Der Prozess zur Einführung eines BGM besteht aus sechs Schritten:
- Ein gemeinsames Verständnis entwickeln: Eine systematische, strukturierte Vorgehensweise mit allen Leitungspersonen steht am Anfang eines BGM. Hier geht es vor allem darum, auf Grundlage eines gemeinsamen Verständnisses zum Gesundheitsschutz qualitative und quantitative Ziele zu definieren: Was soll in welchen Bereichen und bei welchen Themen erreicht werden? Ohne Ziele ist der Erfolg später nicht messbar.
- Geeignete Strukturen schaffen: Ein übergeordnetes Steuerungsteam, das alle Unternehmensbereiche repräsentiert, übernimmt die Planung, Umsetzung und Evaluation des BGM im Betrieb. Da gesundheitliche Daten einem strengen Datenschutz unterliegen, ist ein sensibles Vorgehen zentral. Kollegen aus Arbeitsschutz, Betriebs- und Personalrat sollten frühzeitig eingebunden werden.

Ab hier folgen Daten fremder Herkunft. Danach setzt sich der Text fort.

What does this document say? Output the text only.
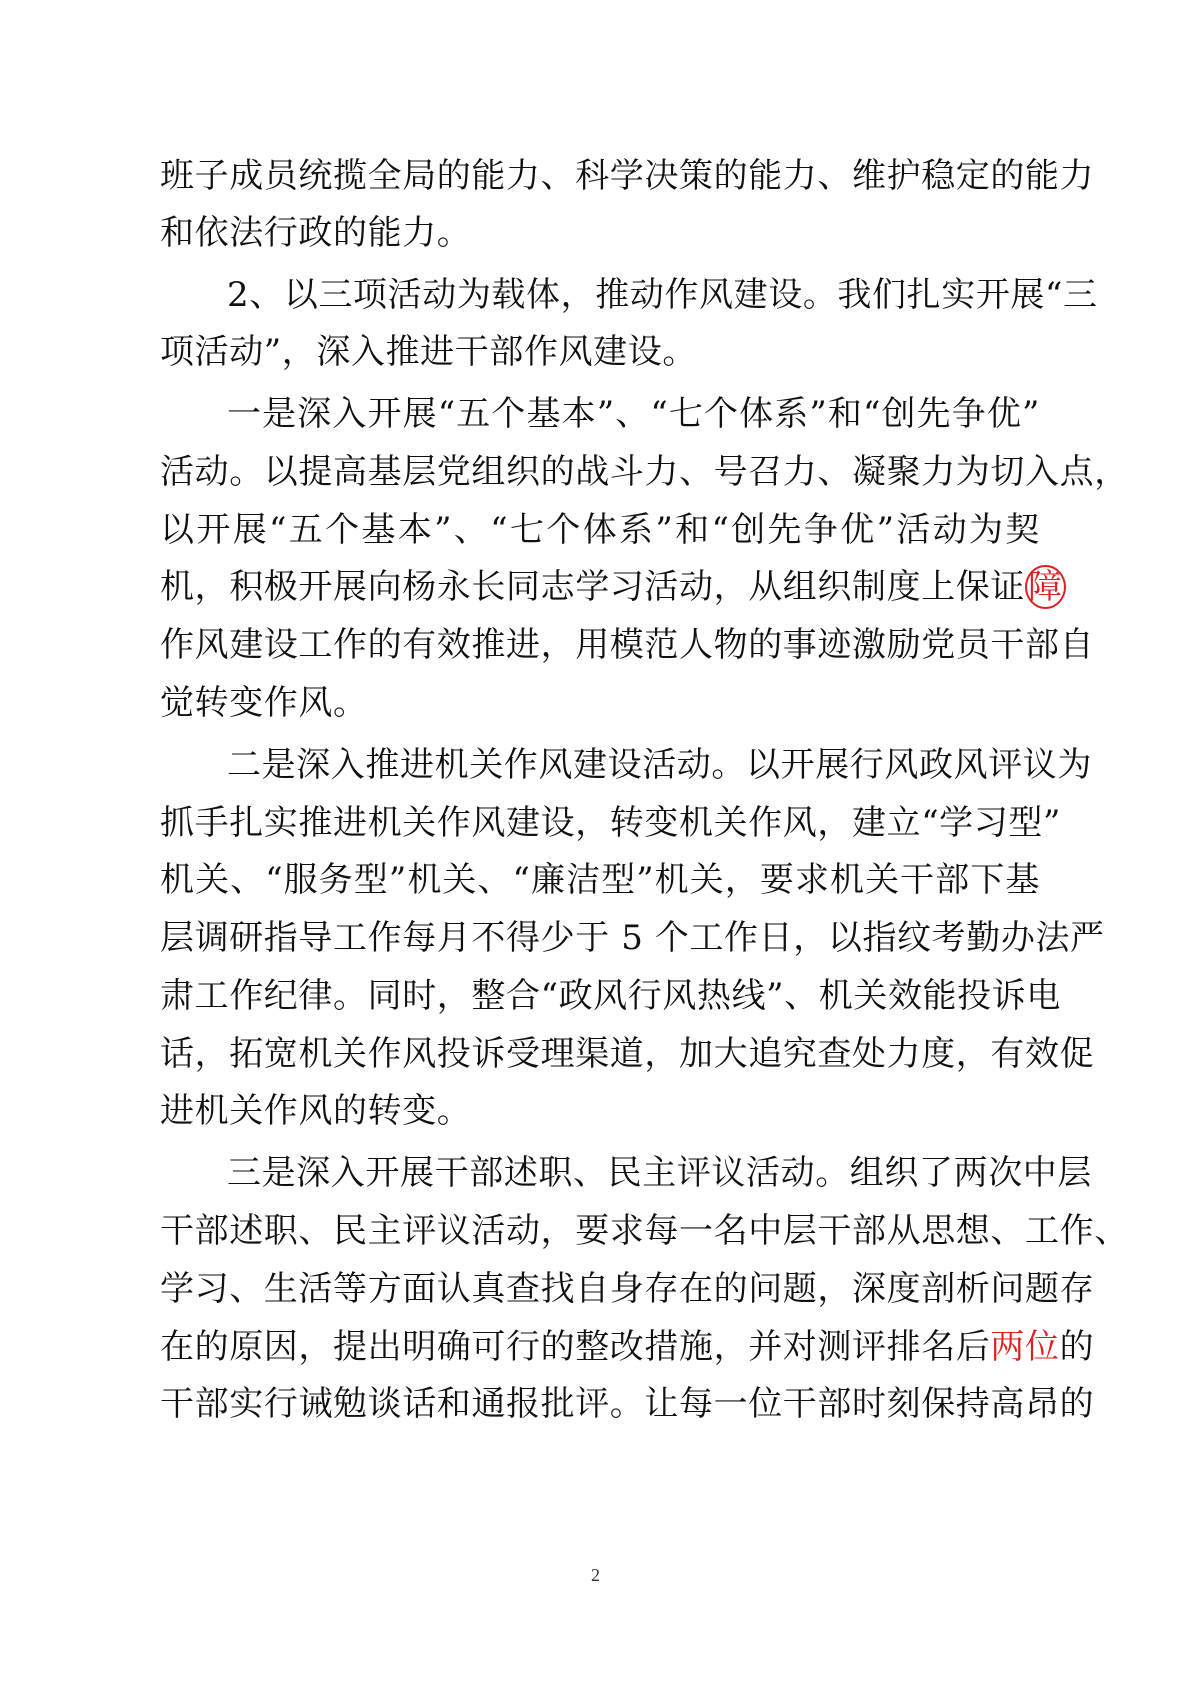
班子成员统揽全局的能力、科学决策的能力、维护稳定的能力
和依法行政的能力。
2、以三项活动为载体，推动作风建设。我们扎实开展“三
项活动”，深入推进干部作风建设。
一是深入开展“五个基本”、“七个体系”和“创先争优”
活动。以提高基层党组织的战斗力、号召力、凝聚力为切入点，
以开展“五个基本”、“七个体系”和“创先争优”活动为契
机，积极开展向杨永长同志学习活动，从组织制度上保证障
作风建设工作的有效推进，用模范人物的事迹激励党员干部自
觉转变作风。
二是深入推进机关作风建设活动。以开展行风政风评议为
抓手扎实推进机关作风建设，转变机关作风，建立“学习型”
机关、“服务型”机关、“廉洁型”机关，要求机关干部下基
层调研指导工作每月不得少于 5 个工作日，以指纹考勤办法严
肃工作纪律。同时，整合“政风行风热线”、机关效能投诉电
话，拓宽机关作风投诉受理渠道，加大追究查处力度，有效促
进机关作风的转变。
三是深入开展干部述职、民主评议活动。组织了两次中层
干部述职、民主评议活动，要求每一名中层干部从思想、工作、
学习、生活等方面认真查找自身存在的问题，深度剖析问题存
在的原因，提出明确可行的整改措施，并对测评排名后两位的
干部实行诫勉谈话和通报批评。让每一位干部时刻保持高昂的
2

- Status quo am Arbeitsplatz ermitteln: Wie belastet sind die Mitarbeiter? Wo hakt es besonders? – Ob chronische Erkrankungen, psychische Belastungen oder Rückenprobleme: Über eine gründliche Analyse ermitteln Unternehmen Probleme, Schwachstellen und Potenziale am Arbeitsplatz. So lassen sich beispielsweise betriebliche Ursachen für Fehlzeiten ergründen. Außerdem vermitteln anonyme Mitarbeiterbefragungen wichtige Erkenntnisse zur gesundheitlichen Situation im eigenen Betrieb. Auf dieser Grundlage kann man im Anschluss konkrete Maßnahmen zum Gesundheitsschutz entwickeln.
- Nur passgenaue Maßnahmen helfen weiter: Ob betriebliche Aktivitäten, Gesundheitsangebote oder Weiterbildungen zu gesunder Führung, Motivation, Kommunikation oder Suchtprävention: Entscheidend für den Erfolg eines BGM ist, dass sich Maßnahmen eng an den Ergebnissen der Analyse orientieren und an den Bedarfen ansetzen, die in Phase drei ermittelt wurden.
- Umsetzung von Maßnahmen –Verhalten und Verhältnisse beachten: Führungskräfte sind der Dreh- und Angelpunkt im betrieblichen Gesundheitsschutz und bedingen gesunde Arbeitsverhältnisse. Viele Maßnahmen sollten darauf abzielen, wertvolles Führungs-Knowhow zu vermitteln. In weiteren Formaten können Mitarbeiter lernen, ihr eigenes Verhalten gesundheitsförderlich zu gestalten.
- Ergebnisse hinterfragen: Unternehmen müssen immer wieder einen kritischen Blick auf die entwickelten Maßnahmen werfen: Wie kommt das Thema bei der Belegschaft an? Was ist besonders wirkungsvoll? Ein BGM muss von Zeit zu Zeit nachjustiert werden, um am Puls der Zeit zu sein. Deshalb ist es wichtig, mit den Mitarbeitern im Gespräch zu bleiben.
Erfolg messen, Defizite wahrnehmen
psyGa, ein Angebot der Initiative Neue Qualität der Arbeit, hat Arbeitsmaterialien für jeden der sechs Prozessschritte erarbeitet. Diese sollen Unternehmen als Anleitungen, Tools und Leitfäden auf dem Weg zu einem betrieblichen Gesundheitsmanagements dienen. Unternehmen können sich zum Thema psychische Gesundheit informieren und Ideen zur Umsetzung eines betrieblichen Gesundheitsmanagements erhalten.
Das Projekt psyGA – psychische Gesundheit in der Arbeitswelt – unterstützt kleine und mittlere Unternehmen bei der Implementierung eines BMG. Es geht dabei Fragen nach wie: Wie können Entscheider und Führungskräfte für das Thema Gesundheit am Arbeitsplatz sensibilisiert und motiviert werden? psyGA setzt dabei vor allem auf Führungskräfte als Schlüsselpersonen. Nur wenn Führungskräften Vorbildern werden, sind die Angebote für Beschäftigte wirkungsvoll.